SolidFire deal gives NetApp the season's hottest gifts: flash and cloud

The $870 million acquisition could also bring NetApp closer to Cisco

NetApp wants to be at the intersection of two hot trends in a rapidly changing storage industry with its planned US$870 million acquisition of startup SolidFire.

The five-year-old company has an all-flash architecture for distributed web-scale data centers of the kind that service providers and now some enterprises have adopted so they can grow quickly and efficiently. That idea, along with the separate trend of hyper-converged systems that combine all the components of a data center into one box, threatens traditional purpose-built storage arrays of the sort that made big vendors like NetApp and EMC what they are today.

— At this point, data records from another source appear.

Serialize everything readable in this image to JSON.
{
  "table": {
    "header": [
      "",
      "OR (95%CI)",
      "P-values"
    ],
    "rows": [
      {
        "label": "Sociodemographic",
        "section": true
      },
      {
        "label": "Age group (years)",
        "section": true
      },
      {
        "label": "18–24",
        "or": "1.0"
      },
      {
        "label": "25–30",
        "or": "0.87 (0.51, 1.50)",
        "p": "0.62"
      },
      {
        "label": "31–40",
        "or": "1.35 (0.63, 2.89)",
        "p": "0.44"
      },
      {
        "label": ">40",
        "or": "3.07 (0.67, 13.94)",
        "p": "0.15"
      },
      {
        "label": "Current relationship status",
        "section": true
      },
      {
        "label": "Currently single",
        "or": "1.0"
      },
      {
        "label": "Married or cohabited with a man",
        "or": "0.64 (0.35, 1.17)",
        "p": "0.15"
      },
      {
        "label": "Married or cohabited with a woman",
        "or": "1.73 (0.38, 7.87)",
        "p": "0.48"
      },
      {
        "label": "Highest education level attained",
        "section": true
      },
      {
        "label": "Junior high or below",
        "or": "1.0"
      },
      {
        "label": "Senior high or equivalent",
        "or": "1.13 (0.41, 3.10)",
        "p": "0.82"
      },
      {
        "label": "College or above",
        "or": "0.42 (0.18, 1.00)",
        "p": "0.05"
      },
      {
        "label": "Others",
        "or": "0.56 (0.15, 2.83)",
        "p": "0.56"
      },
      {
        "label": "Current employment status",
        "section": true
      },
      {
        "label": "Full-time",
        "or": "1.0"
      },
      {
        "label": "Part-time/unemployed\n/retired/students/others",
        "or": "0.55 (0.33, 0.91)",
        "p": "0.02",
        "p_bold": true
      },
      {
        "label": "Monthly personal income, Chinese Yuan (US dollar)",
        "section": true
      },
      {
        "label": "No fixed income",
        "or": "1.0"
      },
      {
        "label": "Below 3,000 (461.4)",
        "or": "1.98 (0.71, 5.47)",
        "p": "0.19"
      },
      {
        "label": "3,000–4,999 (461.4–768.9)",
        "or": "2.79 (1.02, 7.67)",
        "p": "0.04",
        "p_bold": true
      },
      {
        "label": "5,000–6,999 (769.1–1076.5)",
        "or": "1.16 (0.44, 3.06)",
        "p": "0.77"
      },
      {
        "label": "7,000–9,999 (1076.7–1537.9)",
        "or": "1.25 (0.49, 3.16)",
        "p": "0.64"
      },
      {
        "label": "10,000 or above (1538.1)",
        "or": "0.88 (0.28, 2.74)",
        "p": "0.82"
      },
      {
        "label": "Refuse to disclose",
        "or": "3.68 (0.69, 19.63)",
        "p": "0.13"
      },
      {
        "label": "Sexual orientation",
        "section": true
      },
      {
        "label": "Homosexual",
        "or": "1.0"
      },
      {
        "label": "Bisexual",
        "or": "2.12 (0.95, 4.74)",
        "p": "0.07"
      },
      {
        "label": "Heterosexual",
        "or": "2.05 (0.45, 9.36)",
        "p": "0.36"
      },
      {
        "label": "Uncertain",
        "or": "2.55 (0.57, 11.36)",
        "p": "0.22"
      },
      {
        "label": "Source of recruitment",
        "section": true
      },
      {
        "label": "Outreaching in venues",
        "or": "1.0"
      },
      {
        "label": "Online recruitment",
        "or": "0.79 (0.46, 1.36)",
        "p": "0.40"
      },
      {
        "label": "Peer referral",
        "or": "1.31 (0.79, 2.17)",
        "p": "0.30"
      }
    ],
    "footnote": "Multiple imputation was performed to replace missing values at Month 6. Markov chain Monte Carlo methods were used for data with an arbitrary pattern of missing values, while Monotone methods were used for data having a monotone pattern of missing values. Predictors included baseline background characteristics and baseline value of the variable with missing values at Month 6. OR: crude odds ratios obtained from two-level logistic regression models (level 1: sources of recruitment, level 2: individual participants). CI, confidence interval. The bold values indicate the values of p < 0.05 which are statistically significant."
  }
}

SolidFire's technology will complement NetApp's existing flash product lines: the FAS series of shared enterprise arrays and the ES line for specialized low-latency workloads like financial transactions, NetApp CEO George Kurian said in an interview Monday.

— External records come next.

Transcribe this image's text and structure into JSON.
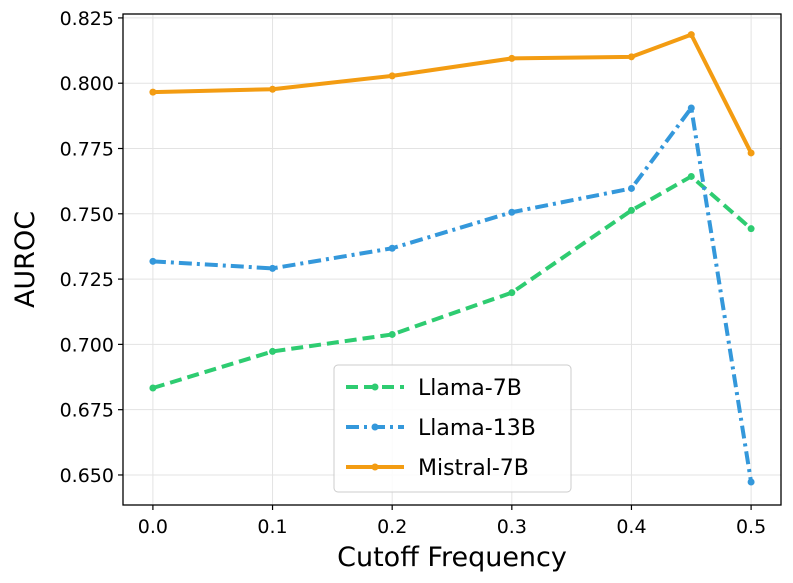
{
  "chart_data": {
    "type": "line",
    "title": "",
    "xlabel": "Cutoff Frequency",
    "ylabel": "AUROC",
    "xlim": [
      -0.025,
      0.525
    ],
    "ylim": [
      0.6385,
      0.8265
    ],
    "xticks": [
      0.0,
      0.1,
      0.2,
      0.3,
      0.4,
      0.5
    ],
    "xtick_labels": [
      "0.0",
      "0.1",
      "0.2",
      "0.3",
      "0.4",
      "0.5"
    ],
    "yticks": [
      0.65,
      0.675,
      0.7,
      0.725,
      0.75,
      0.775,
      0.8,
      0.825
    ],
    "ytick_labels": [
      "0.650",
      "0.675",
      "0.700",
      "0.725",
      "0.750",
      "0.775",
      "0.800",
      "0.825"
    ],
    "grid": true,
    "legend_position": "lower-center",
    "series": [
      {
        "name": "Llama-7B",
        "color": "#2ecc71",
        "dash": "dashed",
        "x": [
          0.0,
          0.1,
          0.2,
          0.3,
          0.4,
          0.45,
          0.5
        ],
        "y": [
          0.6833,
          0.6973,
          0.7038,
          0.7198,
          0.7513,
          0.7643,
          0.7443
        ]
      },
      {
        "name": "Llama-13B",
        "color": "#3498db",
        "dash": "dashdot",
        "x": [
          0.0,
          0.1,
          0.2,
          0.3,
          0.4,
          0.45,
          0.5
        ],
        "y": [
          0.7318,
          0.7291,
          0.7368,
          0.7506,
          0.7597,
          0.7905,
          0.6473
        ]
      },
      {
        "name": "Mistral-7B",
        "color": "#f39c12",
        "dash": "solid",
        "x": [
          0.0,
          0.1,
          0.2,
          0.3,
          0.4,
          0.45,
          0.5
        ],
        "y": [
          0.7966,
          0.7977,
          0.8028,
          0.8095,
          0.8101,
          0.8186,
          0.7733
        ]
      }
    ]
  }
}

SolidFire's systems are geared toward the next generation of data centers, built around commodity hardware controlled by software and with simplified management, Kurian said.

In bringing the new acquisition's products into its lineup, NetApp doesn't plan to do what 451 Research analyst Henry Baltazar says has been a mistake after some of its other acquisitions: The company won't try to bring SolidFire's technology under its Data OnTap operating system. SolidFire-based products might borrow certain software components like data replication or the OnCommand Insight management system, but for the most part they will remain distinct because they serve a different set of needs, Kurian said.

SolidFire CEO Dave Wright will be in charge of the acquired product line after the close of the acquisition, which is expected by next April.

The one major casualty of the deal will be NetApp's emerging FlashRay architecture, which was to be its next-generation flash system but will be discontinued now that the company is buying SolidFire. The FlashRay project has been hobbled by the defections of key leaders and the sheer difficulty of developing a new storage architecture from the ground up, Baltazar said. In relation to both the FlashRay team and some competing startups, SolidFire had a clear head start, he said.

Service providers that want to compete with big cloud operators like Amazon and Google are among SolidFire's customers, but enterprises are also looking to reap the benefits of a cloud architecture. While flash is the medium of the future for sheer performance, companies also want more automated data centers and the ability to quickly scale out their infrastructure. For example, like service providers, some enterprises want to define storage quality of service in high, medium and low tiers for different applications, Baltazar said.

The acquisition may also help NetApp expand its partnership with Cisco Systems. While they work together building the FlexPod converged systems with NetApp storage and Cisco networking and computing, SolidFire has also been working with Cisco on its pre-certified Agile Infrastructure platforms.

The relationship between Cisco and SolidFire will expand the number of things that NetApp can do with the networking giant, though it's not why SolidFire was chosen, Kurian said.